PR Dahal holds a tattered photograph in his hand. It is a picture of a house - his house, where he and his family used to live in southern Bhutan.
He shows it to people who come to his current home, a bamboo hut at the Timai refugee camp in south-east Nepal.
"We left that behind for this place, no power, no water and plenty of mosquitoes."
PR Dahal is one of around 100,000 people living in refugee camps in eastern Nepal.
It's been nearly 10 years since the first wave of Nepali speaking migrants fled, or left, southern Bhutan - 10 years that have seen no progress towards a resolution of their plight.
The Princess Royal will visit the refugee camps on the 28 November as
part of a five day trip to Nepal.
PR Dahal isn't alone is hoping that her presence can somehow restart momentum towards a solution to one of the world's least known refugee crises.
Identity questioned
Bhutan says many of the people in the camps in Nepal aren't legitimate Bhutanese citizens.
Some are criminals maintain officials in Thimpu, others are economic migrants from poor parts of Nepal who settled illegally in Bhutan.
"Nonsense," says Mr Dahal, whose family went to Bhutan early in the 20th century and who served as a government official and national assembly member before he left in 1990.
"They forced us to leave.
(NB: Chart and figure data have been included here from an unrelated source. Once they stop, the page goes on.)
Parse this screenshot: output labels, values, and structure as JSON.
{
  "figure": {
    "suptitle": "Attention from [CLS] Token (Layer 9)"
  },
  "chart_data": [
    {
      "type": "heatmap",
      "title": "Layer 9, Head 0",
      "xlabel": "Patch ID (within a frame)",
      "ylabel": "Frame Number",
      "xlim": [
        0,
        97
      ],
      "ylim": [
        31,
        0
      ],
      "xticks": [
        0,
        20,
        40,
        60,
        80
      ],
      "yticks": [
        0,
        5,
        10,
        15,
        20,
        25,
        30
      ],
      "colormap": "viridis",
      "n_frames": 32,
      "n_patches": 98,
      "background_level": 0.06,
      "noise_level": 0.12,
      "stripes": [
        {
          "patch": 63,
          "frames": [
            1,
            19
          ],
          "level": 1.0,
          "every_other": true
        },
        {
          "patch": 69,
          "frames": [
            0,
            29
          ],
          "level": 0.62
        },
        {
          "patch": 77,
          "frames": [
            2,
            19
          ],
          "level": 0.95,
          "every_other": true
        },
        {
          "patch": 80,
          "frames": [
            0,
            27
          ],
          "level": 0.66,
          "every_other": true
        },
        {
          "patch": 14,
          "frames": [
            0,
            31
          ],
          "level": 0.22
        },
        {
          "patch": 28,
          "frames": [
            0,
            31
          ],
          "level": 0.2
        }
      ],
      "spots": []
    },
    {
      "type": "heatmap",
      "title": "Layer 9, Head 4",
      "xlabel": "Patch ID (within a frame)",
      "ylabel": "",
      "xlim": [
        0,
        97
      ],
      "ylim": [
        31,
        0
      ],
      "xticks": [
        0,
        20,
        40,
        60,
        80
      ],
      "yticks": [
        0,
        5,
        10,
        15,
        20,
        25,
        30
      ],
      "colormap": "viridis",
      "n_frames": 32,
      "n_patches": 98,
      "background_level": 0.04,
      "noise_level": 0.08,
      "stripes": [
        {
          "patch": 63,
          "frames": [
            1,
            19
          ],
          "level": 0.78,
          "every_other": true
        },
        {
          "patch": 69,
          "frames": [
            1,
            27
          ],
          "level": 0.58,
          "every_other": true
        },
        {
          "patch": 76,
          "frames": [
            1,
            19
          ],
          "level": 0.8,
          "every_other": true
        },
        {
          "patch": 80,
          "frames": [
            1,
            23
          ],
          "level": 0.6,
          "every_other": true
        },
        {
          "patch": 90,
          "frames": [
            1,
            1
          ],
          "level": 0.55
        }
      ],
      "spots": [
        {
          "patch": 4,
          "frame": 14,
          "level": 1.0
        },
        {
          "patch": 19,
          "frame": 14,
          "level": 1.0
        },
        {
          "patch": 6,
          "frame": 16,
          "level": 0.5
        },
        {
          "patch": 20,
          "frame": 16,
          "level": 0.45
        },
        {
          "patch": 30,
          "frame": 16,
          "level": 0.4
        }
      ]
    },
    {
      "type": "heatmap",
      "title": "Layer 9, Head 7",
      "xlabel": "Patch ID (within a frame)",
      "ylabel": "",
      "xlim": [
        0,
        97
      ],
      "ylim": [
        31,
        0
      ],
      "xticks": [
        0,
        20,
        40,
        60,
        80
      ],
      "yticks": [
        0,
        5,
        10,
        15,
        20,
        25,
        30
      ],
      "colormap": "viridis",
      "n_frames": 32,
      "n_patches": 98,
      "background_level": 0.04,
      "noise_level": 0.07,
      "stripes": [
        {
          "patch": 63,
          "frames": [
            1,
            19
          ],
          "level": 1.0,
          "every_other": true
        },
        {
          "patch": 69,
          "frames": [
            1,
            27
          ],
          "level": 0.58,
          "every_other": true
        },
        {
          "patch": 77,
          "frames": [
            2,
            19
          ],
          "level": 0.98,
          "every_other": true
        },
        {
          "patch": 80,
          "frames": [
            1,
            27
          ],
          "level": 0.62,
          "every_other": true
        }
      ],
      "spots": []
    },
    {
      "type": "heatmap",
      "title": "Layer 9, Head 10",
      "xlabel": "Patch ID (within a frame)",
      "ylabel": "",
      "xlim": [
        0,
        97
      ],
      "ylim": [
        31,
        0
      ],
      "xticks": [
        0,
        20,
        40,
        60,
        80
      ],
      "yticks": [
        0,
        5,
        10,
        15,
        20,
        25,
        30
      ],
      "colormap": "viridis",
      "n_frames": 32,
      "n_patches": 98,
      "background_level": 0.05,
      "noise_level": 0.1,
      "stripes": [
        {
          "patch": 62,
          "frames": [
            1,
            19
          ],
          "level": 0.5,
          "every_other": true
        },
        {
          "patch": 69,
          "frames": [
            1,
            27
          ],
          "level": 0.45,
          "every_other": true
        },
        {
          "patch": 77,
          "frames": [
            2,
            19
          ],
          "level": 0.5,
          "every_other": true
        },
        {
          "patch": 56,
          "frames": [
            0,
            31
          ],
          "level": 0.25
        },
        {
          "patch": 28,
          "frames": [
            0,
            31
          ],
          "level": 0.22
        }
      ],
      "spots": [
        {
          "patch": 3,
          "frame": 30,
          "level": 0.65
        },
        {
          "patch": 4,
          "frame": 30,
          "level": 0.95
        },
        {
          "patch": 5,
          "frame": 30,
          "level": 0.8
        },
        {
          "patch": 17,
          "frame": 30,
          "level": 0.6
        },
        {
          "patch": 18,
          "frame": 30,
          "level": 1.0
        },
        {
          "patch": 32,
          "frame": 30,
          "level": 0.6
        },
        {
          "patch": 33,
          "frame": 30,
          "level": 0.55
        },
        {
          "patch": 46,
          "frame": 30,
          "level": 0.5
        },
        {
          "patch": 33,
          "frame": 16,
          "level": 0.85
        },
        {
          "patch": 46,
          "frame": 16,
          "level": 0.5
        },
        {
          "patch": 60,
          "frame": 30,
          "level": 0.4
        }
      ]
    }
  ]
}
One day
I saw the king and told him about injustices towards my people, the Nepali-speakers, in southern Bhutan, the next I was picked up and dumped on the border with India and forced to leave."
Whatever the truth of the situation, a visit to the camps shows that something must be done to move the situation along, somehow.
At morning assembly at Timai's main high school, 3,000 students sing the Bhutanese national anthem to start their day.
Nineteen-year-old Dili Ram Adikhari
will graduate this year from Year 10, but there is little or no prospect that he can ever put that education to use in Nepal, at least legally.
"We can't take jobs outside the camps," he says, "So I want to work for the aid agencies to help my people.
"But most importantly, I want to go home. I was 10 when I came here. I have many good memories of Bhutan."
Violence
In another camp about an hours drive away, young women sit on the ground, adding up numbers with calculators.
They're looking into the link between domestic violence and the sheer hopelessness felt by many male refugees - unemployed and with easy access to alcohol.
"We don't know yet what the exact numbers are but when you talk to women, you realise the problem is acute."
The outgoing UN High Commissioner for Refugees, Sadako Ogata, visited the camps last May and later said she hoped a solution might emerge within a month.
Far more time than that has gone by and talks between Bhutan and Nepal on ways to repatriate at least some refugees have stalled.
"Hope soared after her visit," said a western aid agency official who works in the camps.
"It was an unreasonable hope because she was clearly talking about the best case scenario.
"That hasn't happened and now the sense of despair is powerful."
Diplomats in Kathmandu watch the refugee situation closely and hope the Nepali and Bhutanese Governments can resume talking soon.
But as one official put it, "this situation is falling off the radar screen and the fear is that something dramatic, something ugly, may have to happen to get it back in view."